Delphi Pretty Good Practices #1

This article was originally published on Mon, 04/19/2010 – 16:38 on my Embarcadero blog.

A while back someone (I can’t remember who, sadly, sorry to the person who made the suggestion…) suggested that someone do a series of articles about “the best practices on how to develop a Delphi application”.  That’s a good idea.  There are a lot of ways to do things, and clearly there are some good way and some bad ways, some okay ways and some really cool ways to develop with Delphi.
This series of articles will cover my personal ideas behind a good way to organize and build a Delphi application.  I’ll build a small application that does a few things.  I’ll organize the application in such a way that it illustrates some techniques that I believe are a good way to organize things.  I will explain my reasoning and in doing so I hope that you guys learn something.  This won’t be an exhaustive list or collection of ideas.

What I will not do is pretend that what I do and the way I do it is the only way to do things.  Heck, it may be that you end up thinking the way I do things is ridiculous.  I’ll let you all be the judge of that.   If you guys have different ideas, please feel free to express them.  If you like what you see, let me know.  I’ve been using Delphi for a long time, and so I think I’ve learned a thing or two along the way, but I’m not the world’s greatest Delphi developer and I certainly won’t claim to be the final arbiter of how things should be done.  I generally don’t like the term “Best Practices”, so I’ve titled this using “Pretty Good Practices”.

My goal here, really, is to be informative and stimulative and to evoke conversation and discussion.  I have developed a way of doing things over the years and I’ll be outlining them in this series of articles.  I don’t believe that this series will be all inclusive – that is, I won’t be covering every single aspect of every single development practice that I’ve ever thought of. Again, I hope merely to stimulate some discussion and do my humble part to  improve the way Delphi applications are developed.

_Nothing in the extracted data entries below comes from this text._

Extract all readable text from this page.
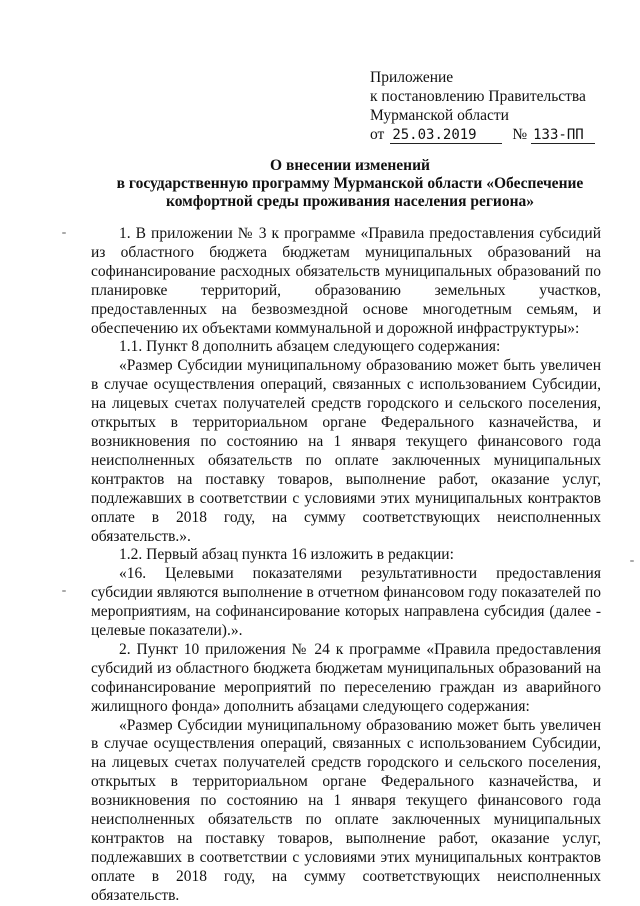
Приложение
к постановлению Правительства
Мурманской области
от 25.03.2019 № 133-ПП
О внесении изменений
в государственную программу Мурманской области «Обеспечение
комфортной среды проживания населения региона»

1. В приложении № 3 к программе «Правила предоставления субсидий из областного бюджета бюджетам муниципальных образований на софинансирование расходных обязательств муниципальных образований по планировке территорий, образованию земельных участков, предоставленных на безвозмездной основе многодетным семьям, и обеспечению их объектами коммунальной и дорожной инфраструктуры»:

1.1. Пункт 8 дополнить абзацем следующего содержания:

«Размер Субсидии муниципальному образованию может быть увеличен в случае осуществления операций, связанных с использованием Субсидии, на лицевых счетах получателей средств городского и сельского поселения, открытых в территориальном органе Федерального казначейства, и возникновения по состоянию на 1 января текущего финансового года неисполненных обязательств по оплате заключенных муниципальных контрактов на поставку товаров, выполнение работ, оказание услуг, подлежавших в соответствии с условиями этих муниципальных контрактов оплате в 2018 году, на сумму соответствующих неисполненных обязательств.».

1.2. Первый абзац пункта 16 изложить в редакции:

«16. Целевыми показателями результативности предоставления субсидии являются выполнение в отчетном финансовом году показателей по мероприятиям, на софинансирование которых направлена субсидия (далее - целевые показатели).».

2. Пункт 10 приложения № 24 к программе «Правила предоставления субсидий из областного бюджета бюджетам муниципальных образований на софинансирование мероприятий по переселению граждан из аварийного жилищного фонда» дополнить абзацами следующего содержания:

«Размер Субсидии муниципальному образованию может быть увеличен в случае осуществления операций, связанных с использованием Субсидии, на лицевых счетах получателей средств городского и сельского поселения, открытых в территориальном органе Федерального казначейства, и возникновения по состоянию на 1 января текущего финансового года неисполненных обязательств по оплате заключенных муниципальных контрактов на поставку товаров, выполнение работ, оказание услуг, подлежавших в соответствии с условиями этих муниципальных контрактов оплате в 2018 году, на сумму соответствующих неисполненных обязательств.
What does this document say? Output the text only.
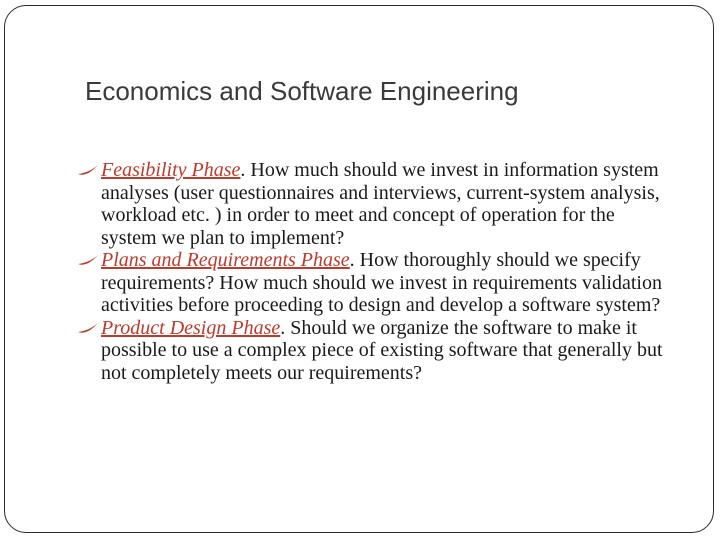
Economics and Software Engineering
Feasibility Phase. How much should we invest in information system analyses (user questionnaires and interviews, current-system analysis, workload etc. ) in order to meet and concept of operation for the system we plan to implement?
Plans and Requirements Phase. How thoroughly should we specify requirements? How much should we invest in requirements validation activities before proceeding to design and develop a software system?
Product Design Phase. Should we organize the software to make it possible to use a complex piece of existing software that generally but not completely meets our requirements?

The application I’ll use as an illustration is one that I use practically every day.  I call it “TextScrubber”, and it is a simple application that resides in the tray and let’s me “clean up text”, either by removing formatting, removing line breaks, or both.  I use it when I copy text from the web or from an MS Word document that contains formatting information that I in turn want to paste into another document when I don’t want the formatting to come along.  I copy the text, click on the icon in the tray, and the text is “scrubbed” and put back on the clipboard.  (It is basically a much simpler version of PureText – a product that I heartily recommend that you use if you want this kind of functionality.)  TextScrubber is actually a very simple application with not a lot of code, but I’ve laid it out in such a way that it illustrates many of the methods that I have developed over the years.  Thus, I hope it will suffice to illustrate the things I want to discuss.

To start, I’ll talk about a few general ideas that drive how I do things. These are the general ideas that drive what I do when I develop:
 
  • Any code of consequence at all should be managed under source control, even if I am the only one using and writing the code.  I use Subversion for this. I actually run the Subversion server on my local machine, but you don’t need to do that.  You can manage a Subversion repository merely as a set of local files, if you want.  But even if you develop all alone, I think using source control is a great idea.
  • I want everything I write to be easily expandable and scalable.  I try to organize and write code that can easily be extended and enhanced.  I try to write classes that have a sensible hierarchy and that can be easily inherited from.
  • I want my code to be testable.  I want to write it in such a way that it is conducive to writing unit tests.  I want it to be easy to isolate and easy to find problems if they crop up.
  • To as large a degree as possible, I separate the logic of an application from the user interface.  I don’t go full bore into an MVC application usually – that almost requires a special framework, but I do try very hard to separate out functionality into separate, testable classes.
  • I want my code to be well modularized.  That is, I want each class and each unit to have a single purpose, and be linked to other units and classes as loosely as possible.

What would you add to this list?  What are some of the general rules you try to follow when developing an application?